Fogo volta a ameaçar Reserva Refúgio de Vida Silvestre Pedra da Andorinha
O fogo começou por volta das 22 horas, do último domingo, dia 27, quando as chamas foram percebidas por moradores próximos à Reserva Refúgio de Vida Silvestre Pedra da Andorinha, localizada no distrito de Taperuaba, em Sobral, no Norte do Estado. O vento forte ajudou a empurrar as faíscas que arderam às margens da CE-362, a cerca de 500 metros de distância da reserva.

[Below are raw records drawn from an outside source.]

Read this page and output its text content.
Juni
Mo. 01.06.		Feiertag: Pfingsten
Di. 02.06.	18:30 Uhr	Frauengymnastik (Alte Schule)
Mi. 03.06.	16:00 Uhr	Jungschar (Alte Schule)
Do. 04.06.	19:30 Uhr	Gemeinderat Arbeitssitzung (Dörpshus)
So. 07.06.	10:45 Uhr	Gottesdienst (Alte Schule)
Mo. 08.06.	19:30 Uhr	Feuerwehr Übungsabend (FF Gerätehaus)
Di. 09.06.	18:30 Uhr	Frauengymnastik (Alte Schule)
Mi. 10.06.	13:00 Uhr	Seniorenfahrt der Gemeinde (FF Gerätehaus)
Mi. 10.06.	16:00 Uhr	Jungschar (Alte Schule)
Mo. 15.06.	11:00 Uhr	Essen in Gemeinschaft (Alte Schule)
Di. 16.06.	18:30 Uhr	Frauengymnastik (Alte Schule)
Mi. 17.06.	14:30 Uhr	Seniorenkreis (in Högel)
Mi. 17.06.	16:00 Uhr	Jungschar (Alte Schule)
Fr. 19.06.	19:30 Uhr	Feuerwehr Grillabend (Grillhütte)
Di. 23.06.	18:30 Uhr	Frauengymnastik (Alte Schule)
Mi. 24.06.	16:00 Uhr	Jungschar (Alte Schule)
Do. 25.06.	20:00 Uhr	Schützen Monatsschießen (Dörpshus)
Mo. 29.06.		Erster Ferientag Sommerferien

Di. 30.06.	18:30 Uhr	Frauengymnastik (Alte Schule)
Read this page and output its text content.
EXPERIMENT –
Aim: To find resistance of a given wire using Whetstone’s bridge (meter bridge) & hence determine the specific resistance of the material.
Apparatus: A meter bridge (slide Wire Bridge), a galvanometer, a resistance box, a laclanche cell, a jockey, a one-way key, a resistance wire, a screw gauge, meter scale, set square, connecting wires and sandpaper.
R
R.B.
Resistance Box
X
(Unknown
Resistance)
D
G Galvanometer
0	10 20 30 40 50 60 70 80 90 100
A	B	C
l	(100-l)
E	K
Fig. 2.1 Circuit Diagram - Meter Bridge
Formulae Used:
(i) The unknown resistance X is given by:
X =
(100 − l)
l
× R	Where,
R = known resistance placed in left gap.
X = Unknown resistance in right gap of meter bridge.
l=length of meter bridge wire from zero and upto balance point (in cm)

Com baldes de água e equipamentos manuais, iniciou-se um trabalho de aceiração dos espaços para evitar que as chamas se alastrassem e adentrassem o local protegido.
Ação
O trabalho se estendeu até a segunda-feira (28), pela manhã, e parte da tarde, com pausas para descanso do grupo, que manteve as chamas controladas, até a chegada do Corpo de Bombeiros Militar, acionado pela Direção de Parques, Jardins e Unidades de Conservação, da Autarquia Municipal do Meio Ambiente de Sobral (AMA), responsável pela Reserva. A equipe chegou ao local por volta das 15h30. Com os jatos de água, foi possível impedir que a REVIS Pedra da Andorinha fosse atingida.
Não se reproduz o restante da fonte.